Morrell hurried toward his fancy barrel with the eagerness of a lover going to his beloved. The rest of the crew stood around the machine, waiting. As soon as the four enlisted men saw him, they scrambled into the machine. The engine roared to life even as he was slipping down through the hatch atop the cupola and into the turret.

“Take us onto the landing craft,” he called to the driver as soon as his mouth reached the intercom mike.

“Yes, sir!” The barrel rumbled forward, first on the soft riverside earth and then on the steel ramp that led up into the ungainly, slab-sided, river-crossing contraption.

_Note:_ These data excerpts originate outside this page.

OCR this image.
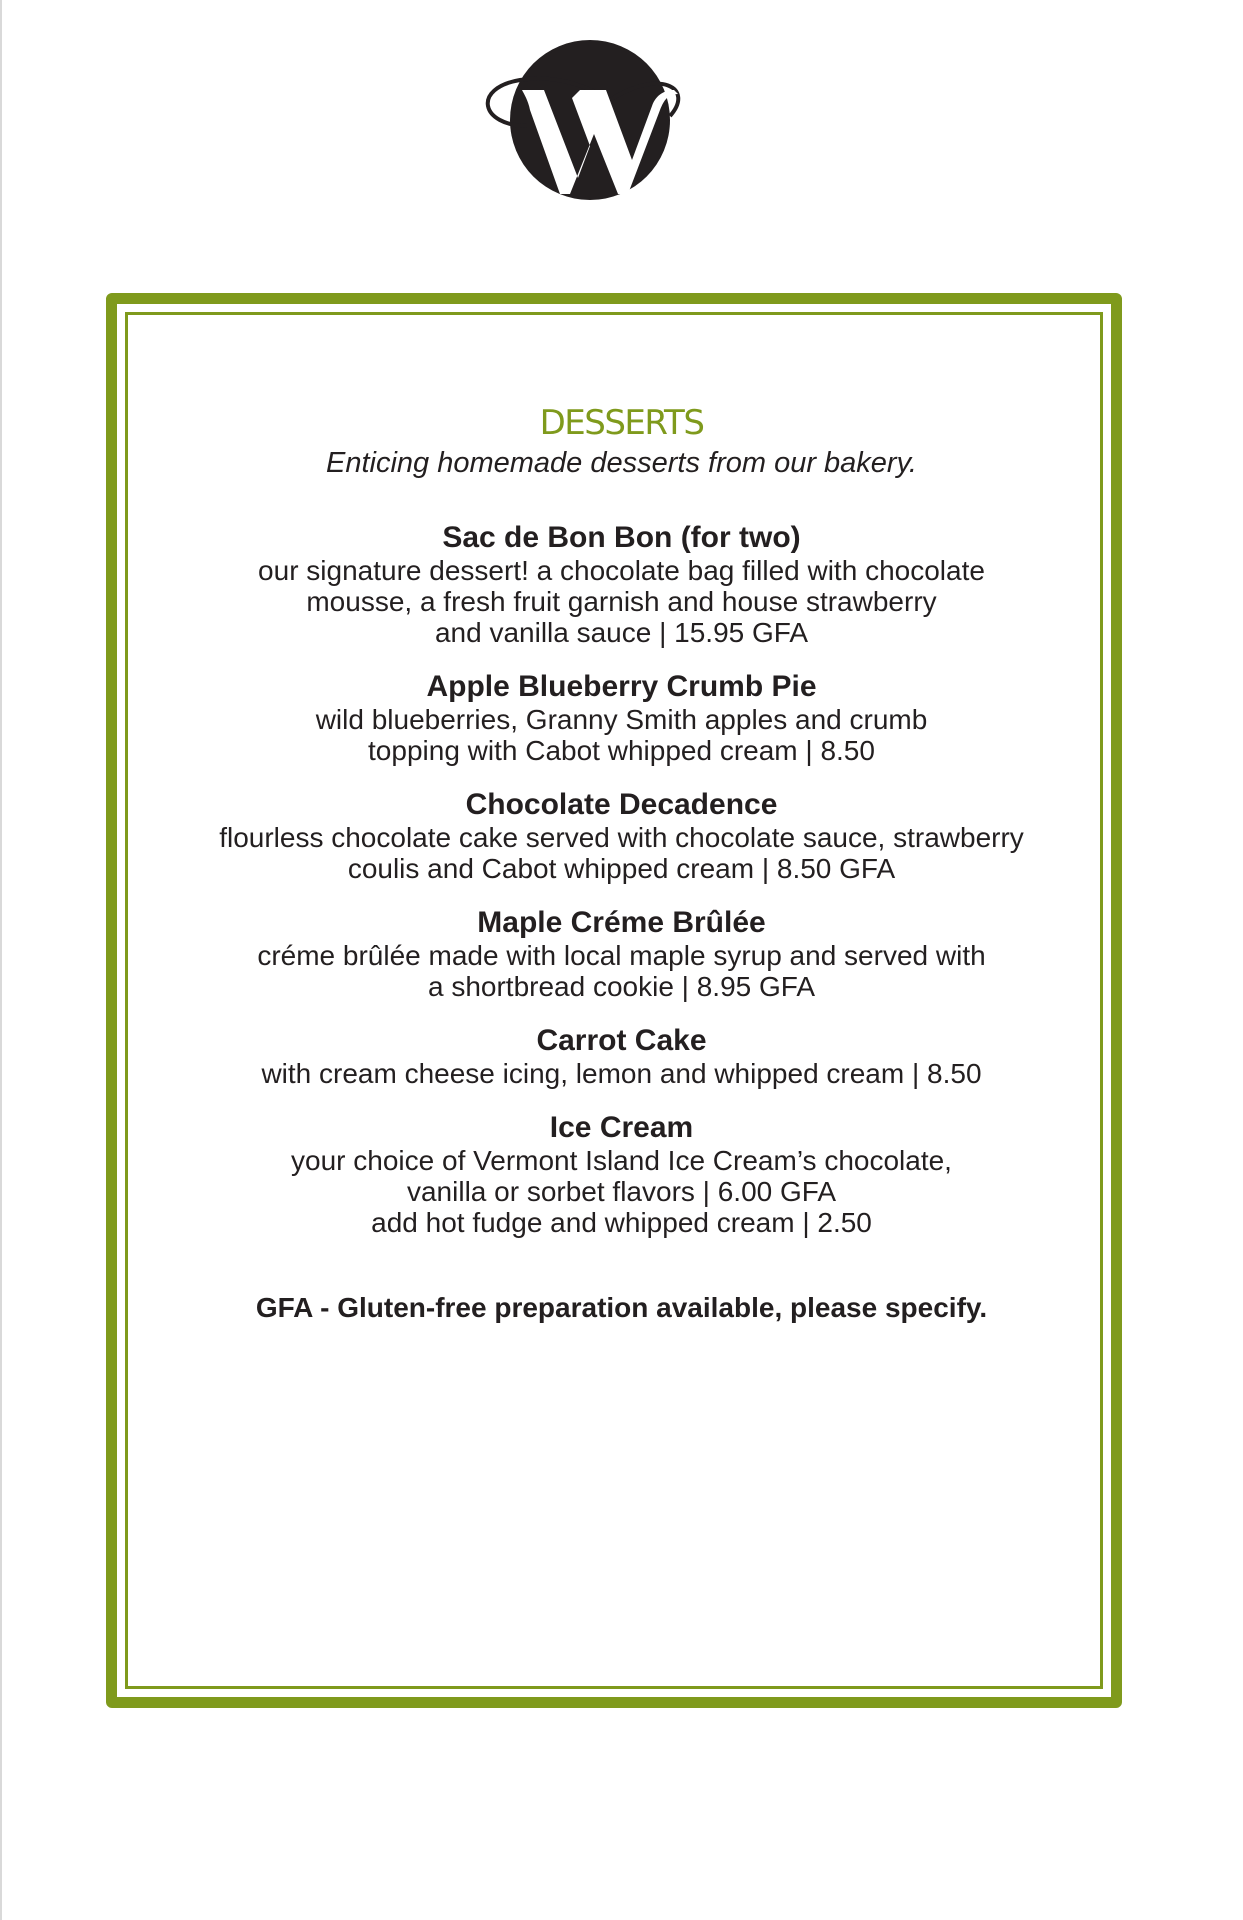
DESSERTS
Enticing homemade desserts from our bakery.
Sac de Bon Bon (for two)
our signature dessert! a chocolate bag filled with chocolate
mousse, a fresh fruit garnish and house strawberry
and vanilla sauce | 15.95 GFA
Apple Blueberry Crumb Pie
wild blueberries, Granny Smith apples and crumb
topping with Cabot whipped cream | 8.50
Chocolate Decadence
flourless chocolate cake served with chocolate sauce, strawberry
coulis and Cabot whipped cream | 8.50 GFA
Maple Créme Brûlée
créme brûlée made with local maple syrup and served with
a shortbread cookie | 8.95 GFA
Carrot Cake
with cream cheese icing, lemon and whipped cream | 8.50
Ice Cream
your choice of Vermont Island Ice Cream’s chocolate,
vanilla or sorbet flavors | 6.00 GFA
add hot fudge and whipped cream | 2.50
GFA - Gluten-free preparation available, please specify.
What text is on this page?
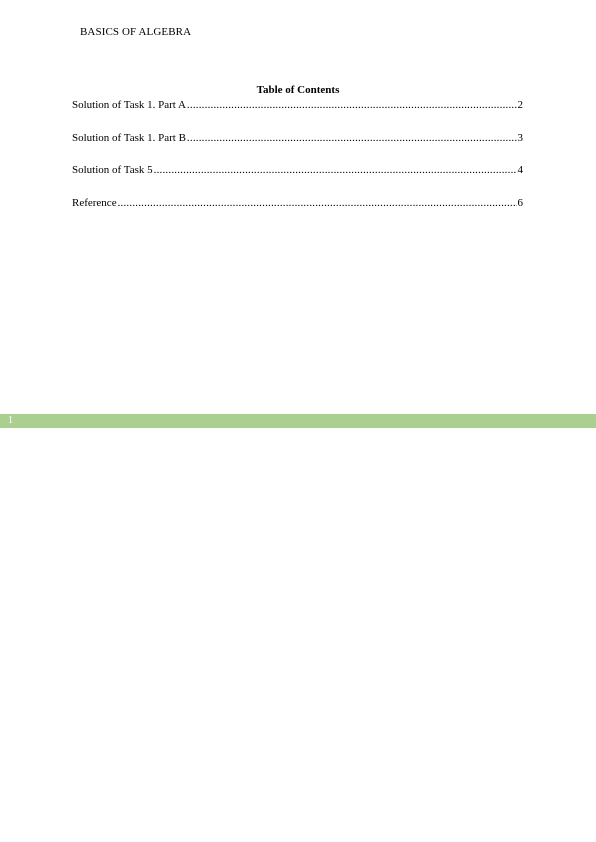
BASICS OF ALGEBRA
Table of Contents
Solution of Task 1. Part A .....	2
Solution of Task 1. Part B .....	3
Solution of Task 5 .....	4
Reference .....	6
1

Sailors—they wore Navy blue, not Army green-gray—raised the ramp. It clanged into place, hard enough to make the barrel shake for a moment. A series of clangs meant the ramp was stowed and now had become the boat’s stern or rear end or whatever the hell you called it. The boat’s engine started up. The vibration made Morrell’s back teeth ache. Well, a dentist could wait.

The landing craft was as graceful as a fat man waddling along with an anvil. But a fat man lugging an anvil would sink like a stone if he went into the water. The landing craft didn’t. God and the engineers who designed it no doubt knew why it didn’t. Irving Morrell had no idea. He took the notion on faith. Somehow, believing in the landing craft was easier than his Sunday-school lessons had been.

Crossing the Ohio took about fifteen minutes. A few Confederate shells splashed into the river not far away. Fragments clanged off the landing craft’s sides. Nothing got through. Up front, the barrel driver said, “Thank you, Jesus!” He still believed in what he’d learned in Sunday school.

Then, with a jolt that clicked Morrell’s teeth together, the barrel wallowed up onto dry land again. The ramp thudded down. Morrell hadn’t felt the boat turn in the water, but it faced away from the Ohio. The barrel went into reverse and left its steel nest. Morrell felt like cheering when the tracks bit into soft ground. Here he was, on Confederate soil at last after spending most of the two years trying to defend his own country.

“Forward!” he told the driver. “Toward the fighting!” Then he played with the dials on the big, bulky wireless set that cramped the turret. “Nest, this is Robin,” he said, wondering who’d picked such idiotic code names. “Nest, this is Robin. Do you read?”